Ces dernières années, les entreprises - grands groupes, ETI ou PME - ont massivement investi dans des briques technologiques réputées incontournables : WMS, ERP, BI, APS…espérant atteindre une supply chain fluide et réactive. La promesse était claire : mieux voir pour mieux agir.
Pourtant, les équipes opérationnelles passent encore trop de temps à gérer les urgences plutôt qu’à anticiper. Comment expliquer un tel paradoxe, alors que les volumes de données disponibles n’ont jamais été aussi importants ?
Pourquoi les outils actuels ne suffisent plus ?
Le problème vient de leur exploitation. Les outils existants observent très bien : ils mesurent la performance, signalent les écarts, projettent parfois des tendances. Mais ils n’aident que marginalement à identifier les causes, à simuler l’impact des aléas ou à arbitrer entre plusieurs options d’action. L’exemple de l’entrepôt illustre cette limite. Un responsable sait en temps réel que trois caristes sont absents, que le volume augmentera de 30 % en novembre, que le taux de service a baissé de 5 %. Mais sait-il ce que ces données annoncent pour demain ? Peu d’outils l’aident à en déduire l’effet d’un recrutement, d’heures supplémentaires ou d’une réallocation de ressources. La raison est simple : ces systèmes ont été conçus pour le suivi, rarement pour l’orchestration ou le pilotage prédictif.
Autre frein majeur : la fragmentation. ERP, WMS, SIRH fonctionnent en vase clos. Chacun a son langage, ses temporalités, ses niveaux de granularité. Les données deviennent asynchrones, parfois peu fiables, et leur consolidation relève trop souvent de bricolages Excel ou de rapports BI mono-domaine — une supply chain observée sans lien avec la finance, ou des RH isolées de la production.

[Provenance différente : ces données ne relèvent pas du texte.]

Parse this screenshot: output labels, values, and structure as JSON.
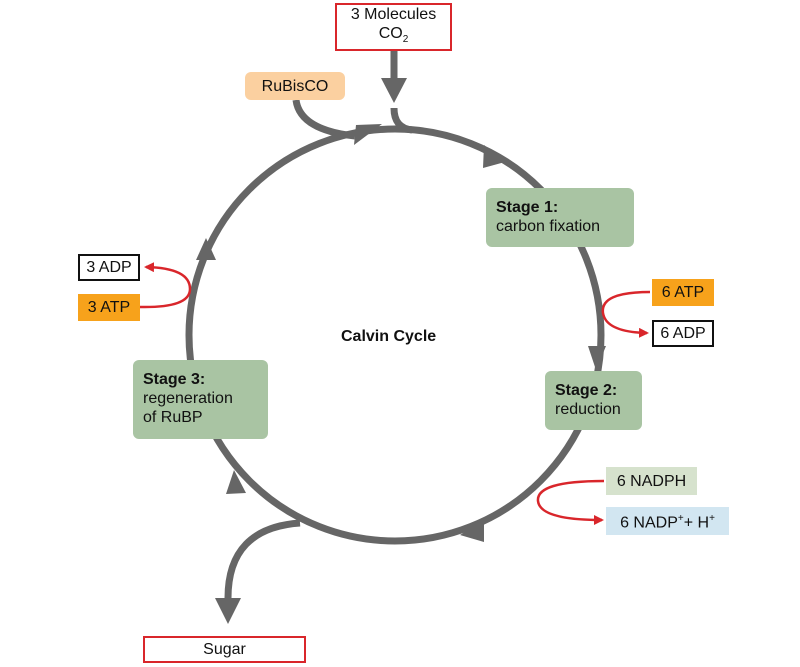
{
  "title": "Calvin Cycle",
  "co2": {
    "line1": "3 Molecules",
    "line2": "CO",
    "sub": "2"
  },
  "rubisco": "RuBisCO",
  "stage1": {
    "title": "Stage 1:",
    "desc": "carbon fixation"
  },
  "stage2": {
    "title": "Stage 2:",
    "desc": "reduction"
  },
  "stage3": {
    "title": "Stage 3:",
    "desc1": "regeneration",
    "desc2": "of RuBP"
  },
  "atp_in_right": "6 ATP",
  "adp_out_right": "6 ADP",
  "atp_in_left": "3 ATP",
  "adp_out_left": "3 ADP",
  "nadph": "6 NADPH",
  "nadp": {
    "base": "6 NADP",
    "sup1": "+",
    "plus": "+ H",
    "sup2": "+"
  },
  "sugar": "Sugar",
  "colors": {
    "cycle": "#666666",
    "red_arrow": "#d9262b",
    "orange": "#f7a21b",
    "stage_green": "#a9c4a3",
    "peach": "#fbd0a0",
    "light_green": "#d6e2cd",
    "light_blue": "#d2e6f1"
  }
}
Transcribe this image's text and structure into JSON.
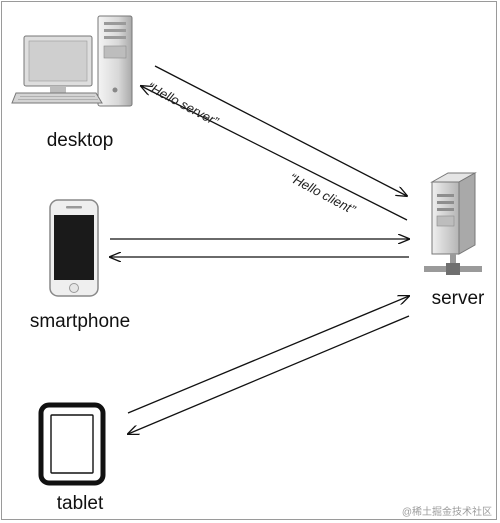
{
  "labels": {
    "desktop": "desktop",
    "smartphone": "smartphone",
    "tablet": "tablet",
    "server": "server"
  },
  "messages": {
    "hello_server": "“Hello server”",
    "hello_client": "“Hello client”"
  },
  "watermark": "@稀土掘金技术社区",
  "icons": [
    "desktop-computer-icon",
    "smartphone-icon",
    "tablet-icon",
    "server-icon"
  ],
  "colors": {
    "line": "#111111",
    "device_gray": "#cfcfcf",
    "screen": "#1a1a1a"
  }
}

Ce décalage touche autant les activités du siège que celles du terrain. La planification élabore des projections mensuelles ou trimestrielles, utiles pour aligner les directions, mais trop déconnectées des réalités du quotidien : absentéisme, retards fournisseurs, turnover. Conséquence : décisions tardives, heures supplémentaires non planifiées, recrutements en urgence, et une frustration croissante des équipes, privées de leviers d’ajustement.
L’entrepôt concentre ces tensions. Jusqu’à 60 % des coûts logistiques y sont liés à la main-d’œuvre. Les opérations y sont hyper séquencées : un seul aléa peut produire un effet domino. Et les outils de monitoring, focalisés sur la performance passée, n’apportent aucune aide pour optimiser en temps réel. Que faire lorsqu’un WMS annonce 5 000 colis à préparer, sans indiquer combien de préparateurs manquent ? Ou lorsqu’un retard de 10 % est détecté, sans projection sur le lendemain ?
Ce qui manque, ce sont des recommandations actionnables, capables de superposer charge, ressources et contraintes — coûts, délais, qualité, légalité. Les responsables logistiques arbitrent chaque jour entre trois options imparfaites : recruter un CDD, imposer des heures supplémentaires, ou réallouer des ressources entre sites. Mais aucun outil n’est capable de comparer automatiquement coûts, impacts ou délais de mise en œuvre.
Les trois piliers d’une supply chain réellement orchestrée
Pour passer du constat à l’action, il faut repenser l’écosystème data autour de trois briques structurantes.
- Des données contextualisées
Il ne s’agit plus de juxtaposer des indicateurs, mais de croiser les données entre domaines : ventes, finance, RH, production, transport, météo, marketing…L’objectif n’est pas la quantité mais la cohérence : une même réalité doit être décrite de manière unifiée dans l’ensemble des systèmes.- Des alertes réellement prédictives
Les alertes doivent être capables de détecter les écarts avant qu’ils n’impactent l’activité et d’être intégrées dans des workflows opérationnels. Cela suppose des règles explicites, un seuil d’alerte clair, un propriétaire défini et une action attendue.- Des recommandations automatisées et comparées
L’enjeu n’est pas l’IA, mais la capacité à : simuler plusieurs scénarios, estimer pour chacun coûts, délais, impacts, risques, proposer un choix argumenté et permettre l’exécution automatique de la décision dans les systèmes concernés (création d’une demande RH, déclenchement d’un ordre logistique, mise à jour d’un planning).
Mais la vraie rupture n’est pas technologique : elle est culturelle. Elle exige de passer d’une logique de monitoring à une logique d’orchestration, d'intégrer l’expertise humaine dans les modèles et d'automatiser le passage de la décision à l’action.
Sortir de la logique d’urgence n’est ni une utopie ni une affaire de technologie seule. C’est une question d’orchestration : transformer la donnée en décision, puis la décision en action.